Comment traiter son installation

Nettoyage de l'installation

nettoyage installation chauffage

Sur une installation neuve, le réseau devra au préalable être nettoyé. Il faut effectuer un rinçage méticuleux de l'installation afin d'évacuer les dépôts (décapants, copeaux, oxydes de soudure …) issus de sa création.

Sur une installation existante, pour obtenir un résultat optimal, celle-ci doit être nettoyée (désembouée) dans son intégralité, à l'aide d'un produit désembouant en respectant les préconisations du fabricant pour sa mise en oeuvre.

En savoir + : le désembouage d'une installation de chauffage

Protection de l'installation

Pour qu'un traitement de protection fonctionne pleinement, il est nécessaire d'appliquer un produit inhibiteur dans un réseau propre. Le produit inhibiteur de corrosion et d'entartrage doit tenir compte de tous les métaux et matériaux constituant l'installation. Le produit inhibiteur dépend de la nature de l'installation et sera défini selon le cas à traiter. Dans le cas où un antigel est nécessaire les mêmes précautions sont à prendre.

Pour éviter les problèmes d'entartrage dans les réseaux sanitaires, il est recommandé de mettre des appareils anti-tartre/anticalcaire à l'entrée des circuits (adoucisseur, procédés par dissolution polyphosphates, procédés physiques ...) adaptés/efficace avec la dureté de son eau.
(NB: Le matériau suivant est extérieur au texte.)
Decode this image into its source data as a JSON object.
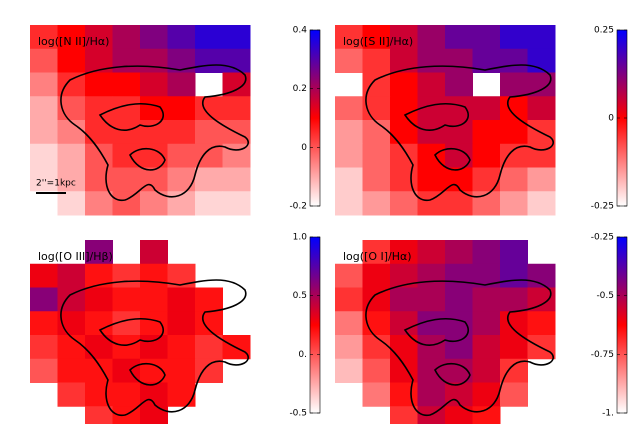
{
  "chart_data": [
    {
      "type": "heatmap",
      "title": "log([N II]/Hα)",
      "scale_label": "2''=1kpc",
      "clim": [
        -0.2,
        0.4
      ],
      "cticks": [
        -0.2,
        0,
        0.2,
        0.4
      ],
      "colormap": [
        "#ffffff",
        "#ff0000",
        "#0000ff"
      ],
      "values": [
        [
          0.05,
          0.1,
          0.15,
          0.2,
          0.25,
          0.3,
          0.35,
          0.35
        ],
        [
          0,
          0.1,
          0.15,
          0.2,
          0.2,
          0.25,
          0.3,
          0.3
        ],
        [
          -0.05,
          0.05,
          0.1,
          0.1,
          0.15,
          0.2,
          null,
          0.15
        ],
        [
          -0.1,
          0,
          0.05,
          0.05,
          0.1,
          0.1,
          0.05,
          0.05
        ],
        [
          -0.1,
          -0.05,
          0.05,
          0.05,
          0.05,
          0.05,
          0,
          0
        ],
        [
          -0.15,
          -0.1,
          0,
          0.05,
          0.05,
          0,
          0,
          -0.05
        ],
        [
          -0.15,
          -0.1,
          0,
          0,
          0,
          -0.05,
          -0.1,
          -0.1
        ],
        [
          -0.2,
          -0.15,
          -0.05,
          0,
          -0.05,
          -0.1,
          -0.15,
          -0.15
        ]
      ]
    },
    {
      "type": "heatmap",
      "title": "log([S II]/Hα)",
      "clim": [
        -0.25,
        0.25
      ],
      "cticks": [
        -0.25,
        0,
        0.25
      ],
      "colormap": [
        "#ffffff",
        "#ff0000",
        "#0000ff"
      ],
      "values": [
        [
          -0.05,
          0,
          0.05,
          0.1,
          0.15,
          0.15,
          0.2,
          0.2
        ],
        [
          -0.1,
          -0.05,
          0.05,
          0.1,
          0.1,
          0.15,
          0.15,
          0.2
        ],
        [
          null,
          -0.05,
          0,
          0.05,
          0.1,
          null,
          0.1,
          0.1
        ],
        [
          -0.1,
          -0.05,
          0,
          0.05,
          0.05,
          0.05,
          0,
          0.05
        ],
        [
          -0.15,
          -0.1,
          0,
          0.05,
          0.05,
          0,
          0,
          -0.05
        ],
        [
          -0.15,
          -0.1,
          -0.05,
          0,
          0.05,
          0,
          -0.05,
          -0.05
        ],
        [
          -0.2,
          -0.1,
          -0.05,
          0,
          0,
          -0.05,
          -0.1,
          -0.15
        ],
        [
          -0.2,
          -0.15,
          -0.1,
          -0.05,
          -0.05,
          -0.1,
          -0.15,
          -0.2
        ]
      ]
    },
    {
      "type": "heatmap",
      "title": "log([O III]/Hβ)",
      "clim": [
        -0.5,
        1.0
      ],
      "cticks": [
        -0.5,
        {
          "value": 0,
          "label": "0."
        },
        0.5,
        {
          "value": 1.0,
          "label": "1.0"
        }
      ],
      "colormap": [
        "#ffffff",
        "#ff0000",
        "#0000ff"
      ],
      "values": [
        [
          null,
          null,
          0.6,
          null,
          0.4,
          null,
          null,
          null
        ],
        [
          0.3,
          0.4,
          0.2,
          0.1,
          0.2,
          0.1,
          null,
          null
        ],
        [
          0.6,
          0.4,
          0.3,
          0.2,
          0.2,
          0.3,
          0.2,
          null
        ],
        [
          0.2,
          0.3,
          0.2,
          0.1,
          0.2,
          0.3,
          0.2,
          null
        ],
        [
          0.1,
          0.2,
          0.3,
          0.2,
          0.3,
          0.2,
          0.1,
          0.2
        ],
        [
          0,
          0.2,
          0.2,
          0.3,
          0.2,
          0.2,
          0.1,
          null
        ],
        [
          null,
          0.1,
          0.2,
          0.2,
          0.3,
          0.2,
          null,
          null
        ],
        [
          null,
          null,
          0.1,
          0.2,
          0.3,
          null,
          null,
          null
        ]
      ]
    },
    {
      "type": "heatmap",
      "title": "log([O I]/Hα)",
      "clim": [
        -1,
        -0.25
      ],
      "cticks": [
        {
          "value": -1,
          "label": "-1."
        },
        -0.75,
        -0.5,
        -0.25
      ],
      "colormap": [
        "#ffffff",
        "#ff0000",
        "#0000ff"
      ],
      "values": [
        [
          null,
          -0.7,
          -0.6,
          -0.55,
          -0.5,
          -0.45,
          -0.4,
          null
        ],
        [
          -0.75,
          -0.6,
          -0.55,
          -0.5,
          -0.45,
          -0.45,
          -0.4,
          -0.45
        ],
        [
          -0.7,
          -0.6,
          -0.5,
          -0.5,
          -0.45,
          -0.5,
          -0.5,
          -0.55
        ],
        [
          -0.8,
          -0.65,
          -0.55,
          -0.45,
          -0.45,
          -0.5,
          -0.6,
          -0.65
        ],
        [
          -0.85,
          -0.7,
          -0.6,
          -0.5,
          -0.45,
          -0.55,
          -0.6,
          -0.7
        ],
        [
          -0.9,
          -0.75,
          -0.6,
          -0.5,
          -0.5,
          -0.55,
          -0.7,
          null
        ],
        [
          null,
          -0.8,
          -0.65,
          -0.5,
          -0.55,
          -0.6,
          -0.75,
          null
        ],
        [
          null,
          null,
          -0.7,
          -0.55,
          -0.6,
          -0.65,
          null,
          null
        ]
      ]
    }
  ]
}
Suite à des problèmes, afin d'éviter une récidive il faut impérativement :
  • reprendre les non-conformités éventuelles du réseau
  • mettre en place les traitements de l'eau préventifs adaptés
  • surveiller les appoints d'eau irréguliers ou les apports d'oxygènes à cause par exemple de tubes PER sans BAO (Barrière Anti-Oxygène).

Contrôle

Il est nécessaire d'effectuer un contrôle initial après traitement et annuellement (ou plus suivant les cas) par exemple lors de la visite de maintenance.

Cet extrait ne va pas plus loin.